The film is, in fact, a commentary on the ideas perpetuated by the book.
While the novel is a 'tribute to the infantry', the film is 'the irony
of a tribute to the infantry'. People who watched the movie, honestly
watching the scenes (particularly at the beginning) with hopelessly
chintzy dialogue and disturbingly perfect looking actors wholly missed
the point. Verhoeven was providing a social commentary on the ideas
people have of soldiers being handsome, strong, courageous heroes, where
Verhoeven takes an abstraction and rather shows handsome, foolishly
courageous characters witnessing unholy, hellish violent scenarios and
seeing utter human devastation. Some images in the film say more than
they appear to about American fascism (OED states 'Fascism tends to
include a belief in the supremacy of one national or ethnic group or the
military prowess of an individual' so I would say David's assessment is
rather accurate), for example a soldier shooting the desperate eye of a
bug and continuing to shoot it after it has died (work it out) and the
large battalion of soldiers rejoicing at the fear of the brain bug. The
reason people are upset about the violence and nudity being removed from
the film are because they are essential to the message of the film and a
key factor in the success of Paul Verhoeven's enviable body of work.

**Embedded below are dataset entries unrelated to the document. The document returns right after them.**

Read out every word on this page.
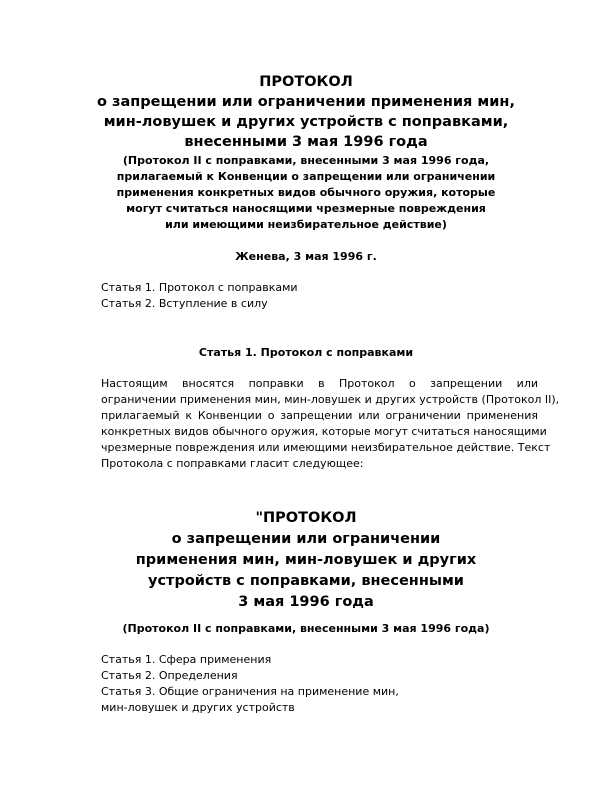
ПРОТОКОЛ
о запрещении или ограничении применения мин,
мин-ловушек и других устройств с поправками,
внесенными 3 мая 1996 года
(Протокол II с поправками, внесенными 3 мая 1996 года,
прилагаемый к Конвенции о запрещении или ограничении
применения конкретных видов обычного оружия, которые
могут считаться наносящими чрезмерные повреждения
или имеющими неизбирательное действие)
Женева, 3 мая 1996 г.
Статья 1. Протокол с поправками
Статья 2. Вступление в силу
Статья 1. Протокол с поправками
Настоящим вносятся поправки в Протокол о запрещении или
ограничении применения мин, мин-ловушек и других устройств (Протокол II),
прилагаемый к Конвенции о запрещении или ограничении применения
конкретных видов обычного оружия, которые могут считаться наносящими
чрезмерные повреждения или имеющими неизбирательное действие. Текст
Протокола с поправками гласит следующее:
"ПРОТОКОЛ
о запрещении или ограничении
применения мин, мин-ловушек и других
устройств с поправками, внесенными
3 мая 1996 года
(Протокол II с поправками, внесенными 3 мая 1996 года)
Статья 1. Сфера применения
Статья 2. Определения
Статья 3. Общие ограничения на применение мин,
мин-ловушек и других устройств
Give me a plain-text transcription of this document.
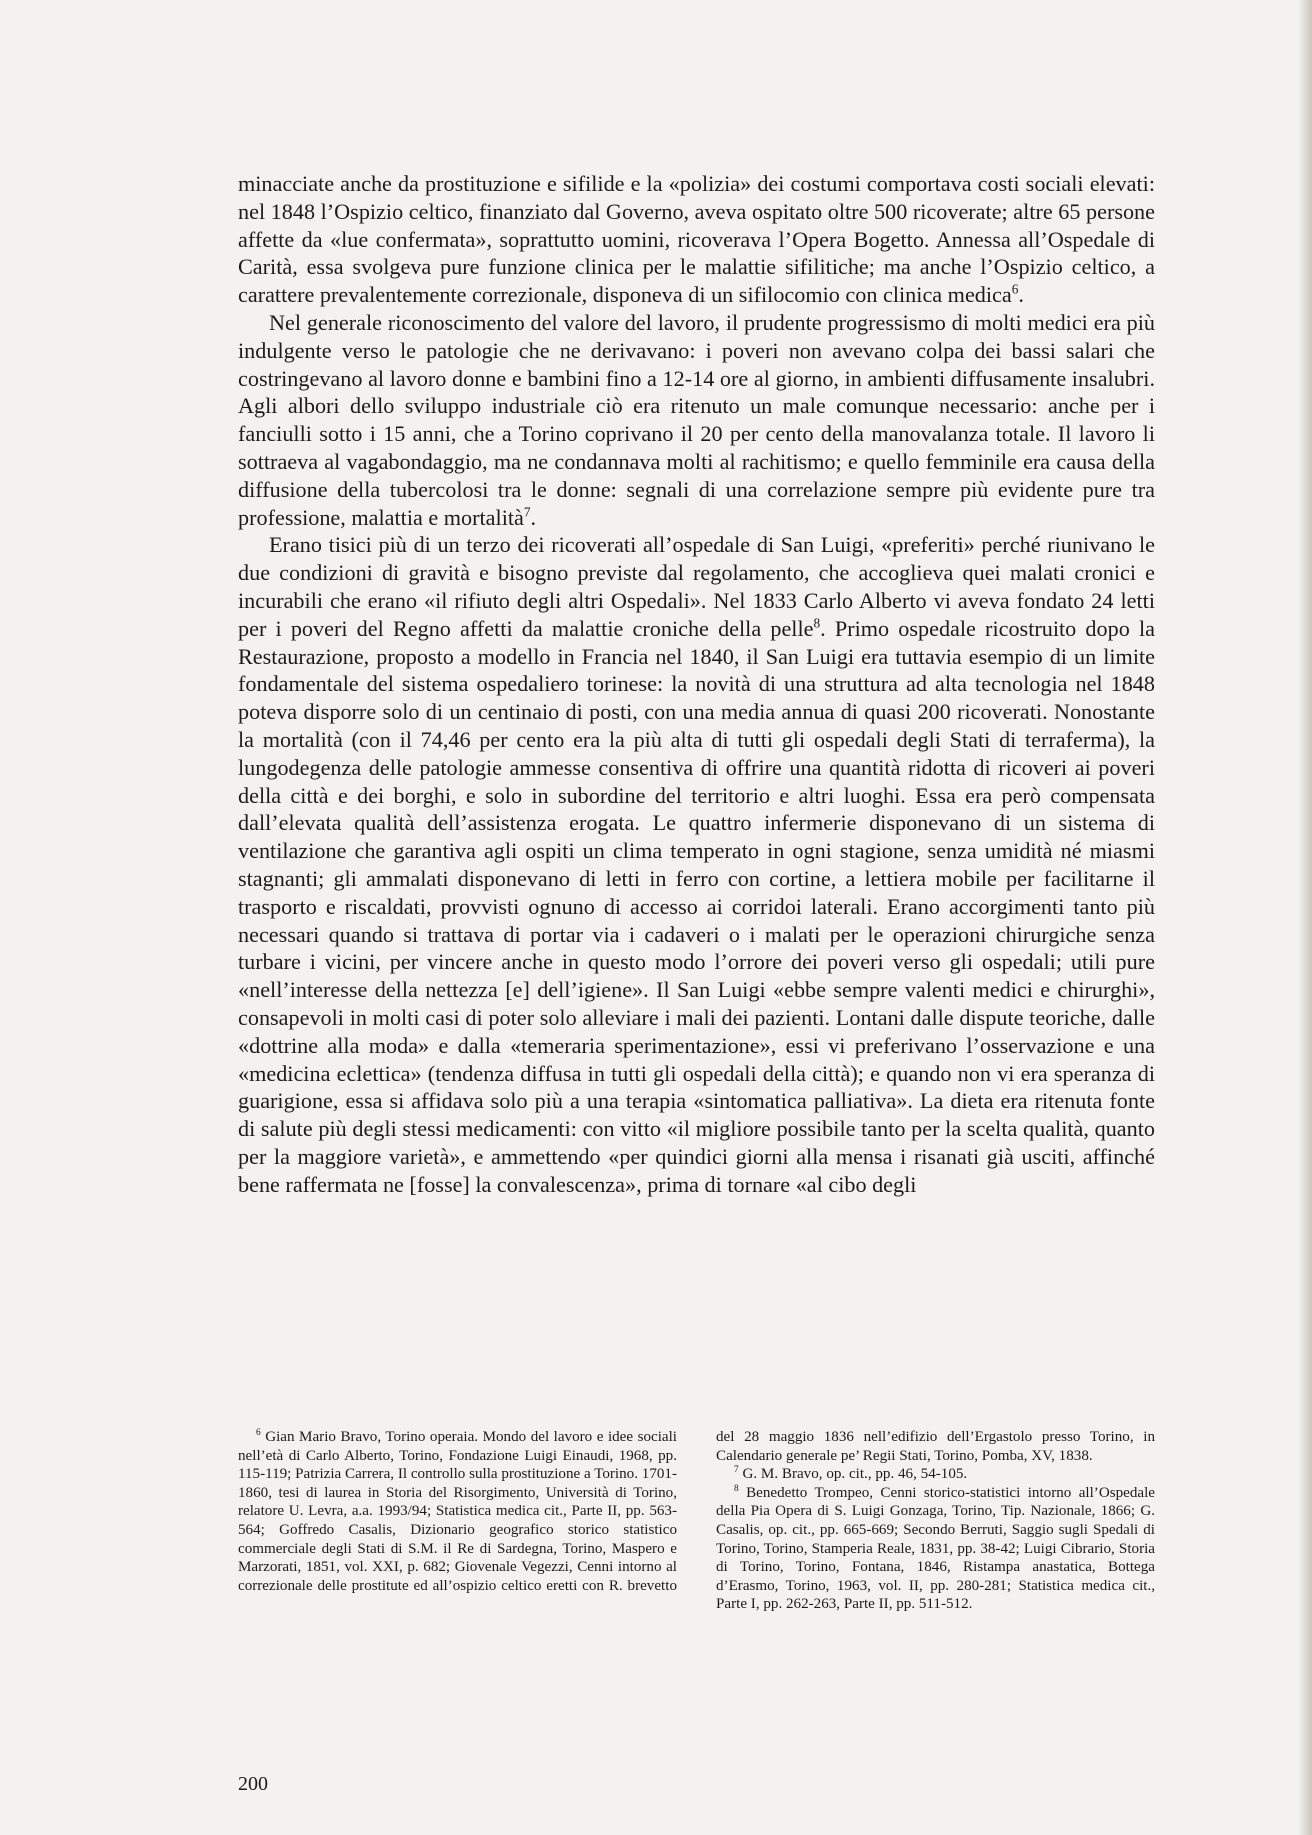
minacciate anche da prostituzione e sifilide e la «polizia» dei costumi comportava costi sociali elevati: nel 1848 l’Ospizio celtico, finanziato dal Governo, aveva ospitato oltre 500 ricoverate; altre 65 persone affette da «lue confermata», soprattutto uomini, ricoverava l’Opera Bogetto. Annessa all’Ospedale di Carità, essa svolgeva pure funzione clinica per le malattie sifilitiche; ma anche l’Ospizio celtico, a carattere prevalentemente correzionale, disponeva di un sifilocomio con clinica medica$^6$.

Nel generale riconoscimento del valore del lavoro, il prudente progressismo di molti medici era più indulgente verso le patologie che ne derivavano: i poveri non avevano colpa dei bassi salari che costringevano al lavoro donne e bambini fino a 12-14 ore al giorno, in ambienti diffusamente insalubri. Agli albori dello sviluppo industriale ciò era ritenuto un male comunque necessario: anche per i fanciulli sotto i 15 anni, che a Torino coprivano il 20 per cento della manovalanza totale. Il lavoro li sottraeva al vagabondaggio, ma ne condannava molti al rachitismo; e quello femminile era causa della diffusione della tubercolosi tra le donne: segnali di una correlazione sempre più evidente pure tra professione, malattia e mortalità$^7$.

Erano tisici più di un terzo dei ricoverati all’ospedale di San Luigi, «preferiti» perché riunivano le due condizioni di gravità e bisogno previste dal regolamento, che accoglieva quei malati cronici e incurabili che erano «il rifiuto degli altri Ospedali». Nel 1833 Carlo Alberto vi aveva fondato 24 letti per i poveri del Regno affetti da malattie croniche della pelle$^8$. Primo ospedale ricostruito dopo la Restaurazione, proposto a modello in Francia nel 1840, il San Luigi era tuttavia esempio di un limite fondamentale del sistema ospedaliero torinese: la novità di una struttura ad alta tecnologia nel 1848 poteva disporre solo di un centinaio di posti, con una media annua di quasi 200 ricoverati. Nonostante la mortalità (con il 74,46 per cento era la più alta di tutti gli ospedali degli Stati di terraferma), la lungodegenza delle patologie ammesse consentiva di offrire una quantità ridotta di ricoveri ai poveri della città e dei borghi, e solo in subordine del territorio e altri luoghi. Essa era però compensata dall’elevata qualità dell’assistenza erogata. Le quattro infermerie disponevano di un sistema di ventilazione che garantiva agli ospiti un clima temperato in ogni stagione, senza umidità né miasmi stagnanti; gli ammalati disponevano di letti in ferro con cortine, a lettiera mobile per facilitarne il trasporto e riscaldati, provvisti ognuno di accesso ai corridoi laterali. Erano accorgimenti tanto più necessari quando si trattava di portar via i cadaveri o i malati per le operazioni chirurgiche senza turbare i vicini, per vincere anche in questo modo l’orrore dei poveri verso gli ospedali; utili pure «nell’interesse della nettezza [e] dell’igiene». Il San Luigi «ebbe sempre valenti medici e chirurghi», consapevoli in molti casi di poter solo alleviare i mali dei pazienti. Lontani dalle dispute teoriche, dalle «dottrine alla moda» e dalla «temeraria sperimentazione», essi vi preferivano l’osservazione e una «medicina eclettica» (tendenza diffusa in tutti gli ospedali della città); e quando non vi era speranza di guarigione, essa si affidava solo più a una terapia «sintomatica palliativa». La dieta era ritenuta fonte di salute più degli stessi medicamenti: con vitto «il migliore possibile tanto per la scelta qualità, quanto per la maggiore varietà», e ammettendo «per quindici giorni alla mensa i risanati già usciti, affinché bene raffermata ne [fosse] la convalescenza», prima di tornare «al cibo degli

$^6$ Gian Mario Bravo, Torino operaia. Mondo del lavoro e idee sociali nell’età di Carlo Alberto, Torino, Fondazione Luigi Einaudi, 1968, pp. 115-119; Patrizia Carrera, Il controllo sulla prostituzione a Torino. 1701-1860, tesi di laurea in Storia del Risorgimento, Università di Torino, relatore U. Levra, a.a. 1993/94; Statistica medica cit., Parte II, pp. 563-564; Goffredo Casalis, Dizionario geografico storico statistico commerciale degli Stati di S.M. il Re di Sardegna, Torino, Maspero e Marzorati, 1851, vol. XXI, p. 682; Giovenale Vegezzi, Cenni intorno al correzionale delle prostitute ed all’ospizio celtico eretti con R. brevetto del 28 maggio 1836 nell’edifizio dell’Ergastolo presso Torino, in Calendario generale pe’ Regii Stati, Torino, Pomba, XV, 1838.

$^7$ G. M. Bravo, op. cit., pp. 46, 54-105.

$^8$ Benedetto Trompeo, Cenni storico-statistici intorno all’Ospedale della Pia Opera di S. Luigi Gonzaga, Torino, Tip. Nazionale, 1866; G. Casalis, op. cit., pp. 665-669; Secondo Berruti, Saggio sugli Spedali di Torino, Torino, Stamperia Reale, 1831, pp. 38-42; Luigi Cibrario, Storia di Torino, Torino, Fontana, 1846, Ristampa anastatica, Bottega d’Erasmo, Torino, 1963, vol. II, pp. 280-281; Statistica medica cit., Parte I, pp. 262-263, Parte II, pp. 511-512.

200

The violence is necessary, because it allows us to observe the
nightmarish horror to which the brainwashed imperialist sophomore
soldiers are blind, but it is more of a subtle phenomenon with the
nudity. Explicit and highly arousing nudity is shown throughout because
he wants you to have the cognitive dissonance of being as turned on by
their destruction as you were by their youthful carnality, whether you
consciously register it as cognitive dissonance or not. It is insulting
that producers are cashing in greedily on the kudos of Verhoeven's body
of work while shamelessly stealing visual cues and directorial ideas
from the likes of Ridley Scott and Steven Spielberg to create mutant,
humourless, bloodless, and joyless pastiches. And by the way, Starship
Troopers is not yours. I read it as well, and so did my mum.